Gross verändert habe ihn der Nobelpreis nicht, sagt Zinkernagel. Doch immerhin gab er ihm kraft seiner Würde eine öffentliche Stimme. Zum Beispiel 1999 im Abstimmungskampf um die sogenannte Genschutz-Initiative, welche das Ziel hatte, strengere Vorschriften «zum Schutz von Leben und Umwelt vor Genmanipulation» einzuführen. Doch diese hätten die Wissenschaft, so Zinkernagel, allzusehr eingeschränkt. Darum marschierte er mit Transparenten und Hunderten von Kollegen durch die Zürcher Bahnhofstrasse. Demonstrierende Forscher – ein einmaliges Bild. Unvergessen auch Rolf Zinkernagels fünfjähriges Engagement als Kolumnist in der Boulevardpresse. Für den Blick schrieb Zinkernagel eine Serie von Texten über Forschungsthemen. «Das war ein Versuch, die Wissenschaft dem breiten Volk näher zu bringen», sagt er. «Wir sagen generell viel zu wenig, was wir tun.» Ob es allerdings etwas gebracht habe, weiss er nicht. Immerhin wurde die Initiative an der Urne abgelehnt.
«10vor10»-Beitrag vom 19. Februar 1998 zur Genschutz-Initiative
Fortan galt Zinkernagels Engagement der Forschungspolitik: im Europäischen und im Schweizer Wissenschaftsrat.

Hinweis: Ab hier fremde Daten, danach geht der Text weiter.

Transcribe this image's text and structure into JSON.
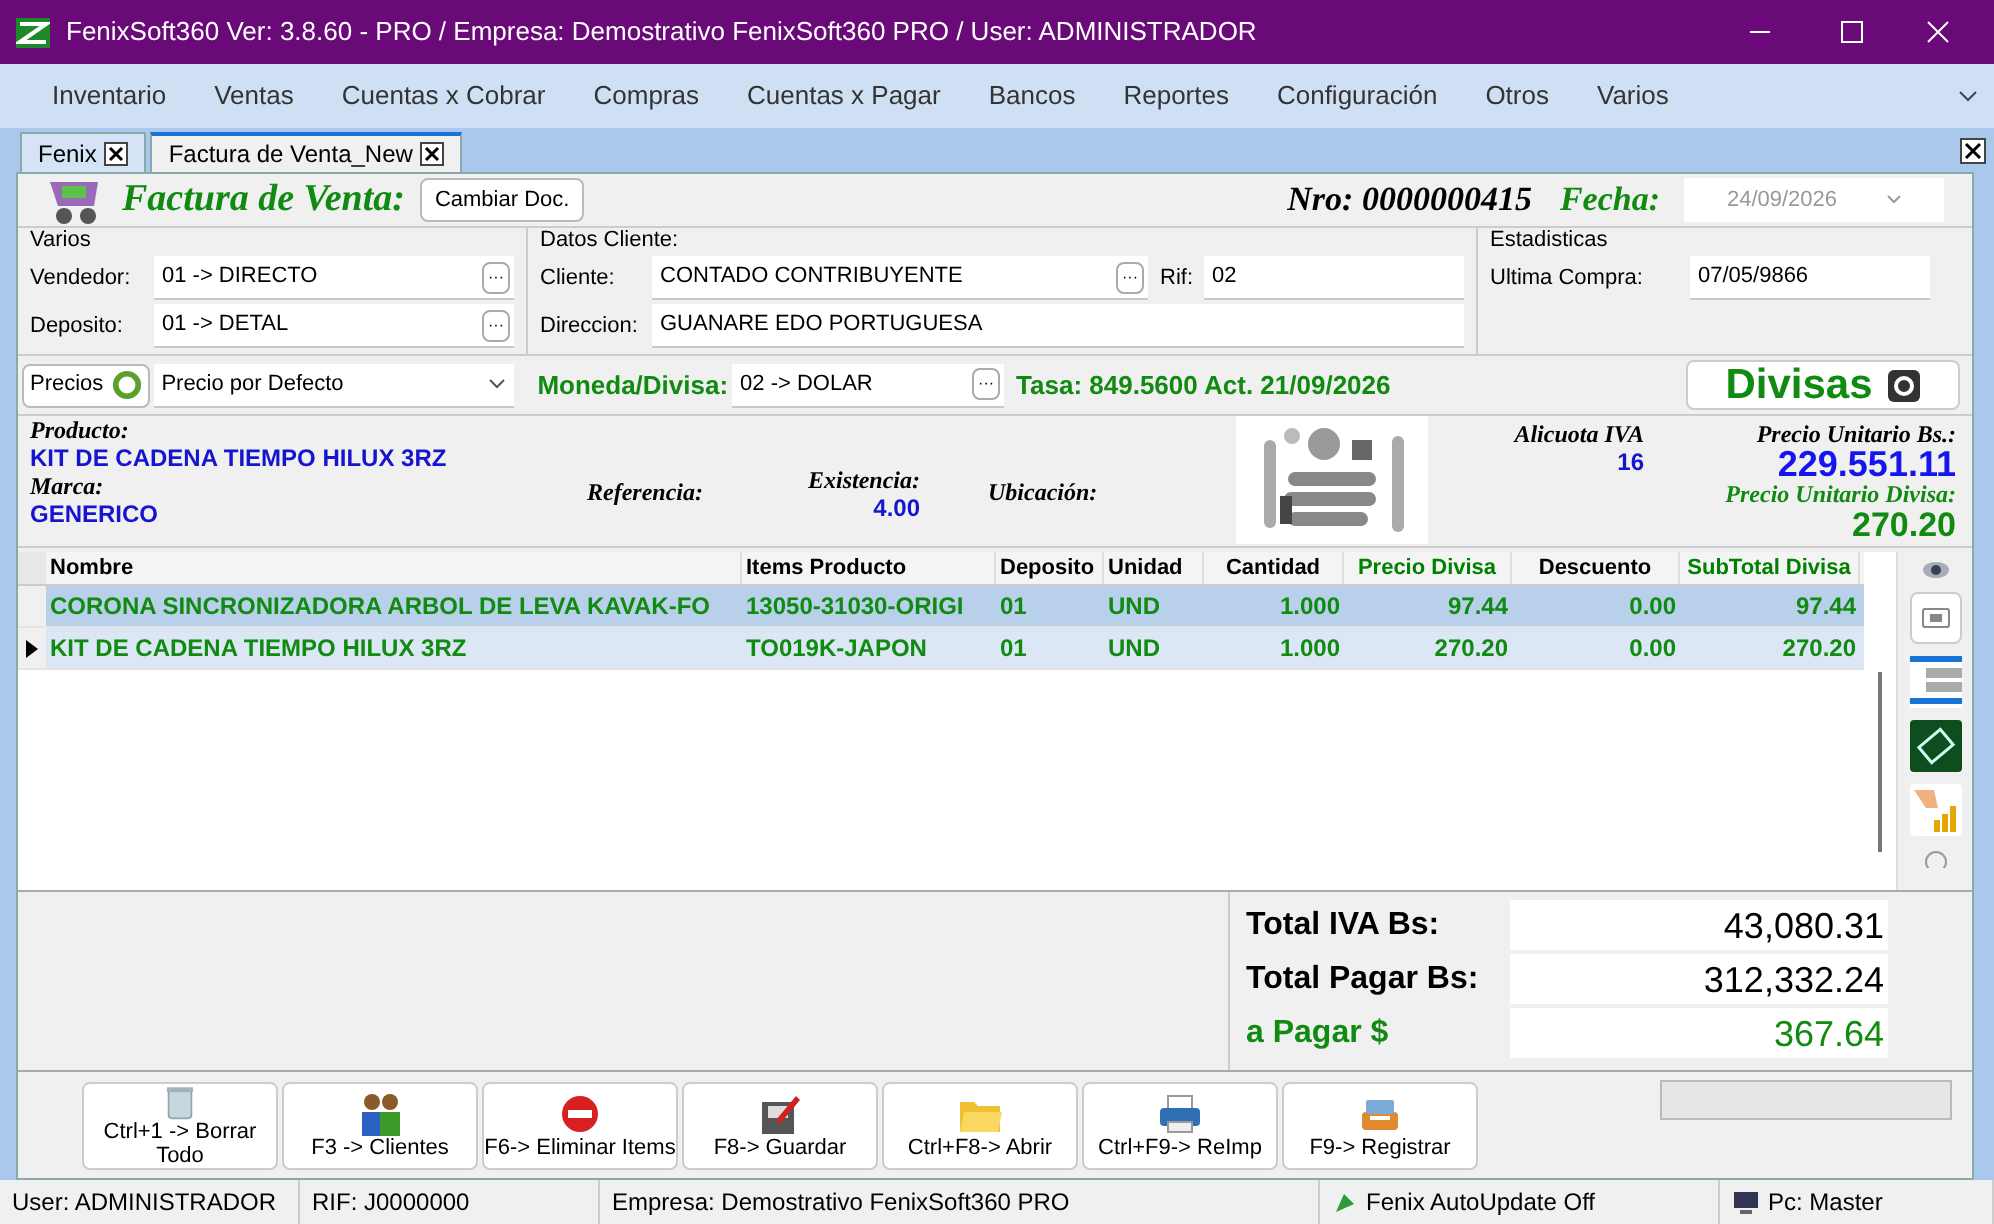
{
  "window": {
    "title": "FenixSoft360 Ver: 3.8.60 - PRO / Empresa: Demostrativo FenixSoft360 PRO / User: ADMINISTRADOR"
  },
  "menu": [
    "Inventario",
    "Ventas",
    "Cuentas x Cobrar",
    "Compras",
    "Cuentas x Pagar",
    "Bancos",
    "Reportes",
    "Configuración",
    "Otros",
    "Varios"
  ],
  "tabs": [
    {
      "label": "Fenix",
      "selected": false
    },
    {
      "label": "Factura de Venta_New",
      "selected": true
    }
  ],
  "header": {
    "title": "Factura de Venta:",
    "change_button": "Cambiar Doc.",
    "nro": "Nro: 0000000415",
    "fecha_label": "Fecha:",
    "fecha": "24/09/2026"
  },
  "varios": {
    "legend": "Varios",
    "fields": [
      {
        "label": "Vendedor:",
        "value": "01 -> DIRECTO",
        "button": "···"
      },
      {
        "label": "Deposito:",
        "value": "01 -> DETAL",
        "button": "···"
      }
    ]
  },
  "cliente": {
    "legend": "Datos Cliente:",
    "cliente_label": "Cliente:",
    "cliente": "CONTADO CONTRIBUYENTE",
    "cliente_button": "···",
    "rif_label": "Rif:",
    "rif": "02",
    "direccion_label": "Direccion:",
    "direccion": "GUANARE EDO PORTUGUESA"
  },
  "estadisticas": {
    "legend": "Estadisticas",
    "label": "Ultima Compra:",
    "value": "07/05/9866"
  },
  "pricing": {
    "precios_button": "Precios",
    "precio": "Precio por Defecto",
    "moneda_label": "Moneda/Divisa:",
    "moneda": "02 -> DOLAR",
    "moneda_button": "···",
    "tasa": "Tasa: 849.5600 Act. 21/09/2026",
    "divisas_button": "Divisas"
  },
  "product": {
    "producto_label": "Producto:",
    "producto": "KIT DE CADENA TIEMPO HILUX 3RZ",
    "marca_label": "Marca:",
    "marca": "GENERICO",
    "referencia_label": "Referencia:",
    "existencia_label": "Existencia:",
    "existencia": "4.00",
    "ubicacion_label": "Ubicación:",
    "alicuota_label": "Alicuota IVA",
    "alicuota": "16",
    "precio_bs_label": "Precio Unitario Bs.:",
    "precio_bs": "229.551.11",
    "precio_divisa_label": "Precio Unitario Divisa:",
    "precio_divisa": "270.20"
  },
  "table": {
    "columns": [
      {
        "label": "Nombre",
        "color": "#000000"
      },
      {
        "label": "Items Producto",
        "color": "#000000"
      },
      {
        "label": "Deposito",
        "color": "#000000"
      },
      {
        "label": "Unidad",
        "color": "#000000"
      },
      {
        "label": "Cantidad",
        "color": "#000000"
      },
      {
        "label": "Precio Divisa",
        "color": "#008000"
      },
      {
        "label": "Descuento",
        "color": "#000000"
      },
      {
        "label": "SubTotal Divisa",
        "color": "#008000"
      }
    ],
    "rows": [
      {
        "selected": true,
        "current": false,
        "cells": [
          "CORONA SINCRONIZADORA ARBOL DE LEVA KAVAK-FO",
          "13050-31030-ORIGI",
          "01",
          "UND",
          "1.000",
          "97.44",
          "0.00",
          "97.44"
        ]
      },
      {
        "selected": false,
        "current": true,
        "cells": [
          "KIT DE CADENA TIEMPO HILUX 3RZ",
          "TO019K-JAPON",
          "01",
          "UND",
          "1.000",
          "270.20",
          "0.00",
          "270.20"
        ]
      }
    ]
  },
  "totals": [
    {
      "label": "Total IVA Bs:",
      "value": "43,080.31",
      "kind": "bs"
    },
    {
      "label": "Total Pagar Bs:",
      "value": "312,332.24",
      "kind": "bs"
    },
    {
      "label": "a Pagar $",
      "value": "367.64",
      "kind": "usd"
    }
  ],
  "toolbar": [
    {
      "label": "Ctrl+1 -> Borrar Todo",
      "kind": "trash"
    },
    {
      "label": "F3 -> Clientes",
      "kind": "people"
    },
    {
      "label": "F6-> Eliminar Items",
      "kind": "stop"
    },
    {
      "label": "F8-> Guardar",
      "kind": "save"
    },
    {
      "label": "Ctrl+F8-> Abrir",
      "kind": "folder"
    },
    {
      "label": "Ctrl+F9-> ReImp",
      "kind": "printer"
    },
    {
      "label": "F9-> Registrar",
      "kind": "register"
    }
  ],
  "status_bar": [
    {
      "text": "User: ADMINISTRADOR",
      "kind": "text"
    },
    {
      "text": "RIF: J0000000",
      "kind": "text"
    },
    {
      "text": "Empresa: Demostrativo FenixSoft360 PRO",
      "kind": "text"
    },
    {
      "text": "Fenix AutoUpdate Off",
      "kind": "update"
    },
    {
      "text": "Pc: Master",
      "kind": "pc"
    }
  ]
}
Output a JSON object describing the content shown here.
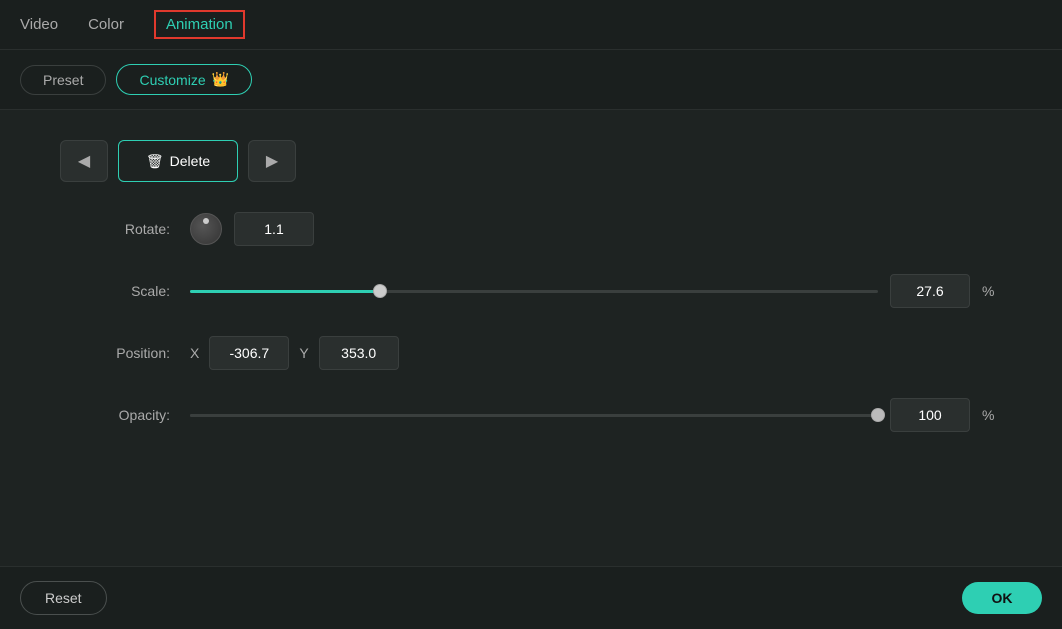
{
  "tabs": [
    {
      "id": "video",
      "label": "Video",
      "active": false
    },
    {
      "id": "color",
      "label": "Color",
      "active": false
    },
    {
      "id": "animation",
      "label": "Animation",
      "active": true
    }
  ],
  "subtabs": [
    {
      "id": "preset",
      "label": "Preset",
      "active": false
    },
    {
      "id": "customize",
      "label": "Customize",
      "active": true,
      "icon": "👑"
    }
  ],
  "action_buttons": {
    "back_label": "◀",
    "delete_label": "Delete",
    "forward_label": "▶"
  },
  "controls": {
    "rotate": {
      "label": "Rotate:",
      "value": "1.1"
    },
    "scale": {
      "label": "Scale:",
      "value": "27.6",
      "unit": "%",
      "percent": 27.6
    },
    "position": {
      "label": "Position:",
      "x_label": "X",
      "x_value": "-306.7",
      "y_label": "Y",
      "y_value": "353.0"
    },
    "opacity": {
      "label": "Opacity:",
      "value": "100",
      "unit": "%",
      "percent": 100
    }
  },
  "footer": {
    "reset_label": "Reset",
    "ok_label": "OK"
  },
  "colors": {
    "accent": "#2ecfb3",
    "danger": "#e0392d",
    "bg_main": "#1e2322",
    "bg_dark": "#1a1f1e",
    "border": "#3a3f3e",
    "input_bg": "#2a2f2e"
  }
}
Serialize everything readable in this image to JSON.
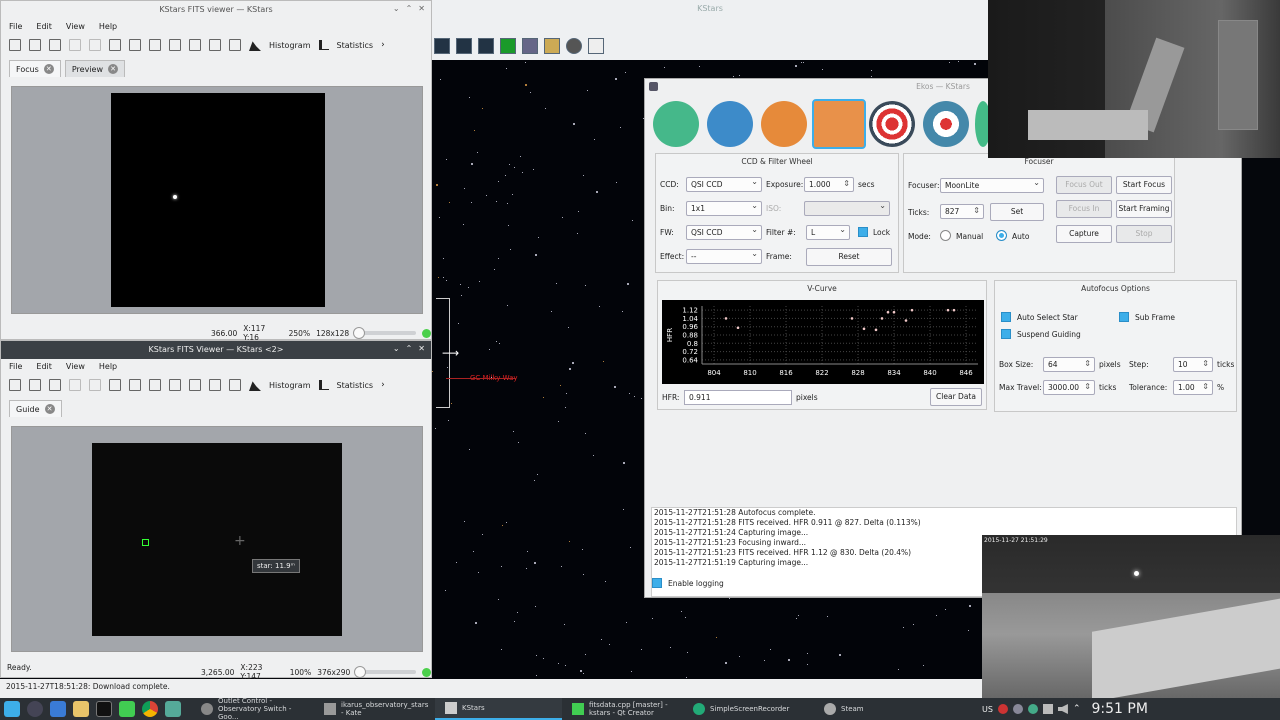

Hier setzte er sich für die Förderung der Exzellenz ein und für das «Besser-Sein», wie er es nennt. «Nicht nur schwache Schüler brauchen Unterstützung », sagt er. Es sei wie im Sport: «Niemand käme auf die Idee, Olympia-Athleten nicht mehr zu fördern, nur weil sie schon top sind.» Genau so habe das auch die Wissenschaft nötig. Der Wissenschaftsstandort Schweiz könne seine Position und damit auch seine Wichtigkeit für die Volkswirtschaft nur behaupten, wenn man vor allem in die Exzellenz investiere.
2008 wurde Rolf Zinkernagel pensioniert und seine Labore geschlossen. Der Name Zinkernagel bleibt der Immunologie im Speziellen und der Medizin im Allgemeinen erhalten. Tochter Annelies ist Infektiologin am Universitätsspital Zürich, Sohn Martin leitet die Augenpoliklinik am Inselspital Bern, Tochter Christine arbeitet als Psychiaterin in Basel.
Zinkernagel selbst hat sich nach der Pensionierung auf Neues gefreut, begann Cello zu spielen. Denn Saiteninstrumente hatten ihn schon immer fasziniert – und durchs Leben begleitet. Seine Frau war ausser Augenärztin auch eine hervorragende Bratschistin. Doch zu einem Duett sollten die beiden nicht mehr kommen. Zwei Jahre nach seiner Pensionierung verstarb Kathrin an einer Krebserkrankung. «Ja, daran könnte man zugrunde gehen», sagt er. «Aber ich versuche auch jetzt, nach vorne zu blicken.» So hat er auch im Alter von 70 Jahren die Ziele noch hoch gesteckt. Seine Bergtouren nennt er «interne Qualitätskontrolle» und fügt lachend bei: «Es gibt noch manchen 4000er.»